Тогда разгневався дому владыка, рече рабу своему: изыди скоро на распутья и стогны града, и нищия и бедныя и слепыя и хромыя введи семо. И рече раб: господи, бысте якоже повелел еси, и еще место есть. И рече господин к рабу: изыди на пути и халуги, и убеди внити, да наполнится дом мой. Глаголю бо вам, яко ни един мужей тех званных вкусит моея вечери: мнози бо суть звани, мало же избранных. Вот и приговор недостойным званным! Отрицаясь от вечери, они, может быть, не думали и не хотели навсегда лишиться благоволения Домовладыки и отказаться от надежды быть некогда в числе избранных Его; но Им изрекается: Ни един мужей тех званных вкусит моея вечери!
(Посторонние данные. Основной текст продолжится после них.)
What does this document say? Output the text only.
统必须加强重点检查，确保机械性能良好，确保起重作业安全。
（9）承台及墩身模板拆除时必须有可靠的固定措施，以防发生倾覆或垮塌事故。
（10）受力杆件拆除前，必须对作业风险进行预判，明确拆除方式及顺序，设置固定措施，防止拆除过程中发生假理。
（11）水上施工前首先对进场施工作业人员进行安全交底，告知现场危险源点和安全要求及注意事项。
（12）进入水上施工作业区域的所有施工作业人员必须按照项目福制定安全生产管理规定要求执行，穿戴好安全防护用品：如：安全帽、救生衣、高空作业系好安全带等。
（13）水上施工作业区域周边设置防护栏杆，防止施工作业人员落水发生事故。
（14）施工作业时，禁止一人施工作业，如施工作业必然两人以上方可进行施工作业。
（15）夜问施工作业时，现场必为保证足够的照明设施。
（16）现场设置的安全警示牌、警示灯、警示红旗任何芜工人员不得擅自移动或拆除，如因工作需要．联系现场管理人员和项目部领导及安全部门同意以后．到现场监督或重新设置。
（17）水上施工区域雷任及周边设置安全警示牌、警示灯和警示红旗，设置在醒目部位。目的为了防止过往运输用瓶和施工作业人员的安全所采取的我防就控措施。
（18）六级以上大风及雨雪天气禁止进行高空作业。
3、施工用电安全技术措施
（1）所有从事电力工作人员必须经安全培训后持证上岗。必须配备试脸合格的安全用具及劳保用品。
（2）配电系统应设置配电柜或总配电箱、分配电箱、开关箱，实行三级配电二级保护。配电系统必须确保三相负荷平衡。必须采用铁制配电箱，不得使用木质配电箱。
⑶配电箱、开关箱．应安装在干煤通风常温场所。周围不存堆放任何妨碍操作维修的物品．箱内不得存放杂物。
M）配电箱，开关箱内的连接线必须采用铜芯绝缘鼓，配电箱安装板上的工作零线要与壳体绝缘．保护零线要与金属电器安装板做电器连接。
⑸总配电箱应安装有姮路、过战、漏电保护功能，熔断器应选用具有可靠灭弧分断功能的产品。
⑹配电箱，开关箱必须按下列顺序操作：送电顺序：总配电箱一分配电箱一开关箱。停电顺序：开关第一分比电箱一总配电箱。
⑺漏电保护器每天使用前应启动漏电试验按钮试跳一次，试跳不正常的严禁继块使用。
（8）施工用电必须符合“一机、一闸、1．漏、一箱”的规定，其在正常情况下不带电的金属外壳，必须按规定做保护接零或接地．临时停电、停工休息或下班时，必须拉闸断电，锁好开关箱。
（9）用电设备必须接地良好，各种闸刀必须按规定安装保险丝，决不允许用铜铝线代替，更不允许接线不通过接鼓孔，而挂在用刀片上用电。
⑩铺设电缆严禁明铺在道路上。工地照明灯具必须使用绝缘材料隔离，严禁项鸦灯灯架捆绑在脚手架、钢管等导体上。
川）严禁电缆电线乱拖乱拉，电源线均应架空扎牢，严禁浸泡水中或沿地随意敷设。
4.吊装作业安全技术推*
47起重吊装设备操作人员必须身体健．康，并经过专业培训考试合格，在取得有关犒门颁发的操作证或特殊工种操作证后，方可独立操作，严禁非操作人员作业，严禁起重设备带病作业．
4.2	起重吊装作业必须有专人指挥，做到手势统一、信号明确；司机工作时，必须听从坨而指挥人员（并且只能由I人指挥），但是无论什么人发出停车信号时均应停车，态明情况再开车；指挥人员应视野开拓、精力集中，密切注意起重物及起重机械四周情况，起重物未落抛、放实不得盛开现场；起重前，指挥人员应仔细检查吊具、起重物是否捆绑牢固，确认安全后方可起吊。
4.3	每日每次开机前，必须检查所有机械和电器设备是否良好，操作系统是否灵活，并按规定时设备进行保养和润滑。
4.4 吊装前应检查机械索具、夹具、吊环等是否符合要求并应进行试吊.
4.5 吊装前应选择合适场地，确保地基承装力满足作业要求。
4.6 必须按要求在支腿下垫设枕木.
И мы, как ни живем, а все надеемся, что не будем осуждены за наше пристрастие к миру на вечное отвержение от лица Божия. Мы не храним заповедей евангельских, но не сомневаемся относить к себе евангельские обетования, уповая ложно на одно свое звание христиан, не оправдываемое делами, и видя, что многие другие живут одинаково с нами. У Господа Бога нет лицеприятия и неправды; кроме достойных, никто не обретется на Его вечери. Когда отрицаются званные, Он призывает к Себе других; так Он призвал некогда язычников наместо иудеев. Таки ныне, отвергая одних по суду правды, призывает других по милосердию. Дом Его исполнится; на вечери Его не будет мест праздных; но — сие может совершиться и без нас, если мы сами не поревнуем быть в дому Божием.